Stephan Mündges ist Institutsmanager am Institut für Journalistik der TU Dortmund. Im Interview mit Marie Illner spricht er darüber, warum Lokaljournalismus nur noch eine Option unter vielen ist, welche Karrierewege heute möglich sein sollten und wo die Branche selbstbewusster auftreten kann.
JOURNAL: Herr Mündges, herrscht im Journalismus, vor allem im Lokaljournalismus, Fachkräftemangel?
Stephan Mündges: Der Bedarf nach neuen, angehenden Journalistinnen und Journalisten ist riesig. Er ist in den letzten Jahren gestiegen und wir gehen davon aus, dass er auch in den nächsten Jahren steigen wird. Wir hören aus den Häusern, dass der Bedarf in den nächsten Jahren noch steigen wird, weil sehr geburtenstarke Jahrgänge in Rente gehen werden.

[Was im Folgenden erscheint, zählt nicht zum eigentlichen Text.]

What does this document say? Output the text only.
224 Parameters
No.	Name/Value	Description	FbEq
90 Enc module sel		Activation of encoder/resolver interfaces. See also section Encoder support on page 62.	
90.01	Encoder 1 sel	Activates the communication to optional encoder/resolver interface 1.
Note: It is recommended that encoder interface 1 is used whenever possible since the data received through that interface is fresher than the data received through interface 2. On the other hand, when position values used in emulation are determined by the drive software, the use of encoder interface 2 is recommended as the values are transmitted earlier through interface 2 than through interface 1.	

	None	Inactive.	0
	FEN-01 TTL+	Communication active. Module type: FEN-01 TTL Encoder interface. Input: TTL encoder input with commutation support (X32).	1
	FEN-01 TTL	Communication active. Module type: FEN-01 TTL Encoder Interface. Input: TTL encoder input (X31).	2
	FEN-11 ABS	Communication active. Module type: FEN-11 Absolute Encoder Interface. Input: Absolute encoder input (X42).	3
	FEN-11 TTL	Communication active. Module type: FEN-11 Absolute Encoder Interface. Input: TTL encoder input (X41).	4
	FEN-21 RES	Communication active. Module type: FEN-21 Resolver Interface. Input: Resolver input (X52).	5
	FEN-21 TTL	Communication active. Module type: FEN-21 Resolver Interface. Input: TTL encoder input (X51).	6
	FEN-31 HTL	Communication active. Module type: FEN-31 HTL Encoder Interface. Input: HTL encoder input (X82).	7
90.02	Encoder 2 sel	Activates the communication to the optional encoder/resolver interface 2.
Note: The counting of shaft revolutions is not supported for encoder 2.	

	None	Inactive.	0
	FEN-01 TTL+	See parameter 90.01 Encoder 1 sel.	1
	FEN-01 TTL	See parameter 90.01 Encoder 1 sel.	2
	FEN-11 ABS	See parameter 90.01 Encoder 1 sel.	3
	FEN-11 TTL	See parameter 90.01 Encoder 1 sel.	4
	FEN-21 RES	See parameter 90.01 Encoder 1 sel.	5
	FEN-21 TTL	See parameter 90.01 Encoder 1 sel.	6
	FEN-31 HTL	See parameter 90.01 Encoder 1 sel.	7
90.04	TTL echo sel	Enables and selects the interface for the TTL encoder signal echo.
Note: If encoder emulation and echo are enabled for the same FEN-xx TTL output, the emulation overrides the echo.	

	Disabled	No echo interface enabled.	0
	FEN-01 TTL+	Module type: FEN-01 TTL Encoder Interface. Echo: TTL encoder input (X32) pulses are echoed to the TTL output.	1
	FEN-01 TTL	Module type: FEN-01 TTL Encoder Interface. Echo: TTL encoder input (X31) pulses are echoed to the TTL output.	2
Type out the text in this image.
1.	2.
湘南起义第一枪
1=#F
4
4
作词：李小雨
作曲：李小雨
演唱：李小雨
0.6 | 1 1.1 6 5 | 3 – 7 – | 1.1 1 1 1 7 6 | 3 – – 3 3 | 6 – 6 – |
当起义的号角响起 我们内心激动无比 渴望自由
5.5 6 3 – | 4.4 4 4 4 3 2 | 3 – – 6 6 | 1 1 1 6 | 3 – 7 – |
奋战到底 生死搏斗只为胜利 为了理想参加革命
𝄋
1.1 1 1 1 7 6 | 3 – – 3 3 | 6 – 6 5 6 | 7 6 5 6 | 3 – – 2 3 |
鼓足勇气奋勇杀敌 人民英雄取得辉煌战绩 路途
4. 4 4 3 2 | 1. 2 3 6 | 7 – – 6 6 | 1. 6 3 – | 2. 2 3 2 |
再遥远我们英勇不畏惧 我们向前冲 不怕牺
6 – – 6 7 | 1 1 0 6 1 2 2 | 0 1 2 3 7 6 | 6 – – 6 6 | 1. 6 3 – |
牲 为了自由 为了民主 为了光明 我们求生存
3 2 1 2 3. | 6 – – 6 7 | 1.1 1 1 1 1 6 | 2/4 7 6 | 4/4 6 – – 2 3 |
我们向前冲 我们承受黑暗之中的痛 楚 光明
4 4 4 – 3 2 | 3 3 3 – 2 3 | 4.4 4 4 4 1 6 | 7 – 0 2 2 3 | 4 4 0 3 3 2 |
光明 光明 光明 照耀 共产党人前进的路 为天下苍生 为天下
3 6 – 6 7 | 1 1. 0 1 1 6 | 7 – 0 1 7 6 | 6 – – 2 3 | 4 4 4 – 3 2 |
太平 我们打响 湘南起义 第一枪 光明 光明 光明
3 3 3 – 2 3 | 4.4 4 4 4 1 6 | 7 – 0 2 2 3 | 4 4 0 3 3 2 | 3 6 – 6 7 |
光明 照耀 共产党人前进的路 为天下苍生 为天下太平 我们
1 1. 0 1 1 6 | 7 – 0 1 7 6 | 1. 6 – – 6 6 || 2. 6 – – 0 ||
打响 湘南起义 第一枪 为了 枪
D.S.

Bei uns melden sich viele Lokal- und überregionale Medien und fragen nach Leuten. Immer wieder melden sich auch potenzielle Partner, die ein in unseren Studiengang integriertes Volontariat anbieten möchten.
JOURNAL: Können Sie mit Nachwuchs dienen?
Mündges: Wir sind nicht in der Lage, den ganzen Bedarf zu decken, der an uns herangetragen wird. So viele Studierende haben wir gar nicht. Unsere Studiengänge sollen nur so groß sein, dass wir eine intensive Betreuung gewährleisten können, damit unsere Absolventinnen und Absolventen bestmöglich ausgebildet und vorbereitet in die Praxis gehen.
JOURNAL: Wieso fehlt es gerade dem Lokaljournalismus an Leuten?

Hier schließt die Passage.